The "disaggregated inference" architecture jointly showcased by Intel and SambaNova was another technical highlight. This solution decomposes AI inference tasks: GPUs handle prompt preprocessing, SambaNova RTUs handle token generation, and Xeon processors handle agent orchestration and tool execution.

On-site data was compelling: for the same model and task, this CPU+GPU+RTU collaborative approach achieved 2 to 3 times the performance improvement compared to a pure GPU architecture.

Intel noted this result validates its core thesis—future AI infrastructure will enter an era of heterogeneous computing, with different chips optimized for different stages, rather than a single processor handling everything. This also explains why Intel continues to invest in its diversified portfolio of CPUs, GPUs, and custom ASICs.

From Google to Ericsson, Intel Doubles Down on Custom Chips

Beyond its standard product lines, Intel formally announced its entry into the Purpose-Built Silicon market. Srini, head of the business, noted that over the past decade, hyperscale cloud providers have validated the value of the custom chip model—and Intel possesses full-stack capabilities from design and manufacturing to packaging, enabling it to help customers develop proprietary compute architectures.

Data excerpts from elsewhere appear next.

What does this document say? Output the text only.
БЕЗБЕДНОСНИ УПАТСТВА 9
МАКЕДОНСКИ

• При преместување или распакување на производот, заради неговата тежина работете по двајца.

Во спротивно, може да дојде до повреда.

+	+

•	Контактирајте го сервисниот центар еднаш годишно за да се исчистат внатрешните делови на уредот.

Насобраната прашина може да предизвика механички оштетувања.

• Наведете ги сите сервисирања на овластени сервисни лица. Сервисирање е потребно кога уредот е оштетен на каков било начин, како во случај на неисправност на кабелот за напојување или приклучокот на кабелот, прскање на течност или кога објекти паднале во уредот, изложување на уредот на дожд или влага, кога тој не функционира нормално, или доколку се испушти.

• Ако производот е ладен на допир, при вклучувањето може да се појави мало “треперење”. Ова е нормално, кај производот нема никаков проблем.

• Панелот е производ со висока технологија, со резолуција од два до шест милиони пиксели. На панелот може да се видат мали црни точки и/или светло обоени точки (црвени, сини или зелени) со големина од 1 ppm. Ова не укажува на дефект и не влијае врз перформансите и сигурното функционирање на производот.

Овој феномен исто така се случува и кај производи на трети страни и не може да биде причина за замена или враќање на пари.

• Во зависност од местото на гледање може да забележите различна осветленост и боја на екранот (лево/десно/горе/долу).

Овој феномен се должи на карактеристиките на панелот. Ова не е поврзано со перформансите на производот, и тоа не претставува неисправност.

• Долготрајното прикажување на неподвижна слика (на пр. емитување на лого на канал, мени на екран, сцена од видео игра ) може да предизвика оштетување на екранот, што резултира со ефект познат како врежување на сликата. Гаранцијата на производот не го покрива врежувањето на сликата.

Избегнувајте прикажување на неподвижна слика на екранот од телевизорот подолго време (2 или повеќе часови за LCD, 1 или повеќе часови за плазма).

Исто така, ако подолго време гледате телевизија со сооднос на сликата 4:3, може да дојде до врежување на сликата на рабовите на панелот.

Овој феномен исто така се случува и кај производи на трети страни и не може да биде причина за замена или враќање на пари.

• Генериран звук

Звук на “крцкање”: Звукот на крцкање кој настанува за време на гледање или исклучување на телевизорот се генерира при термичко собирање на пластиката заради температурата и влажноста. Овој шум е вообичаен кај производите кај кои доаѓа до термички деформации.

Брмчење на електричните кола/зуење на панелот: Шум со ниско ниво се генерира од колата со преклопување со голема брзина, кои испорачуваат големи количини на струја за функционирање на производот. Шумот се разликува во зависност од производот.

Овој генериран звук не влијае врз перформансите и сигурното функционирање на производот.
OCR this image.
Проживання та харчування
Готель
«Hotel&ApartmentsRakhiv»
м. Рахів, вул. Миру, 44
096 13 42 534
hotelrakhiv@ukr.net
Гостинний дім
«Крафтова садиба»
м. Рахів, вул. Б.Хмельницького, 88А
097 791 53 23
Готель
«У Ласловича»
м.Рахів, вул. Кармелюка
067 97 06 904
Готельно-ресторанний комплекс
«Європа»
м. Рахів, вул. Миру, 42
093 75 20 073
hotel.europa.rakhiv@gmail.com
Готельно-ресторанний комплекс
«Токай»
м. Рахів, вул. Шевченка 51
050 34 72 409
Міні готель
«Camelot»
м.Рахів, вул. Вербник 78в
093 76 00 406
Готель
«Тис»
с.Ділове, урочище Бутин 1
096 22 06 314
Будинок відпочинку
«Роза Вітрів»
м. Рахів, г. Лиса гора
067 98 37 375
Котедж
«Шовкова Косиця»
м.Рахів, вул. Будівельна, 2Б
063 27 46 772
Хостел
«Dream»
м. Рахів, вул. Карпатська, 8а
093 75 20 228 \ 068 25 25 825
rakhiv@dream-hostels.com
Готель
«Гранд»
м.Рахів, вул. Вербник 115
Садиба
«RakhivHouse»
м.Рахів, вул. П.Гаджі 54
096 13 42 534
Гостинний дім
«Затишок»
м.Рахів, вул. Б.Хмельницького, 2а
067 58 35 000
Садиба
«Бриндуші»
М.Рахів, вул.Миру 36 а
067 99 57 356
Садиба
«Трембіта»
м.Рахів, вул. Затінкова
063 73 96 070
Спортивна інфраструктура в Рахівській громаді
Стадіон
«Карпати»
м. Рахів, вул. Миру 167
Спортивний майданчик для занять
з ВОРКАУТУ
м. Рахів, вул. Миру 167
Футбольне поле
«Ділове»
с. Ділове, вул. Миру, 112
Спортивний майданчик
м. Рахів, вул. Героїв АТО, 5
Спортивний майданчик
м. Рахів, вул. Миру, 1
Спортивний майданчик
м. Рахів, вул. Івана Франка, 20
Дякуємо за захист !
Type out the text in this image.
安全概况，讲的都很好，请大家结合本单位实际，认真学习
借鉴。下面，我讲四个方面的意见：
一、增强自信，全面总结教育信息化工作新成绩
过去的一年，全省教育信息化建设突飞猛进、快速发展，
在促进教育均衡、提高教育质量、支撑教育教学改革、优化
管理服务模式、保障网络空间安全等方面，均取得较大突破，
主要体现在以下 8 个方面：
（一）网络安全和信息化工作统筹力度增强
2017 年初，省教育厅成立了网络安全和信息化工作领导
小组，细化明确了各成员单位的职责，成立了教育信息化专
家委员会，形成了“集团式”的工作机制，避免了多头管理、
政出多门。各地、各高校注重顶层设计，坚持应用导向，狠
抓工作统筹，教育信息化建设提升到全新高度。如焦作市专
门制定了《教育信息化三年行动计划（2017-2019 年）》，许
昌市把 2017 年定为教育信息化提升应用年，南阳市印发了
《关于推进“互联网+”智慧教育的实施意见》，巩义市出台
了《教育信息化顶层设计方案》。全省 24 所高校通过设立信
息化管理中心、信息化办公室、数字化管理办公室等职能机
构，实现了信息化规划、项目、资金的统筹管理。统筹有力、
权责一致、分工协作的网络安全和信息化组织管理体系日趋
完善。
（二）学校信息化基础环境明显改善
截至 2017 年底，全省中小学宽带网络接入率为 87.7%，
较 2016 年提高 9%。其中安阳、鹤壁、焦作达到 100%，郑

Currently, Intel has disclosed two key collaborations: with Google to provide Infrastructure Processing Units (IPUs), and with Ericsson to jointly develop next-generation communications infrastructure chips. CEO Lip-Bu Tan stated that enterprises will increasingly prefer building proprietary computing platforms around their specific workloads rather than adopting a "one-size-fits-all" unified architecture. Intel aims to precisely target this fast-growing market through its custom chip business.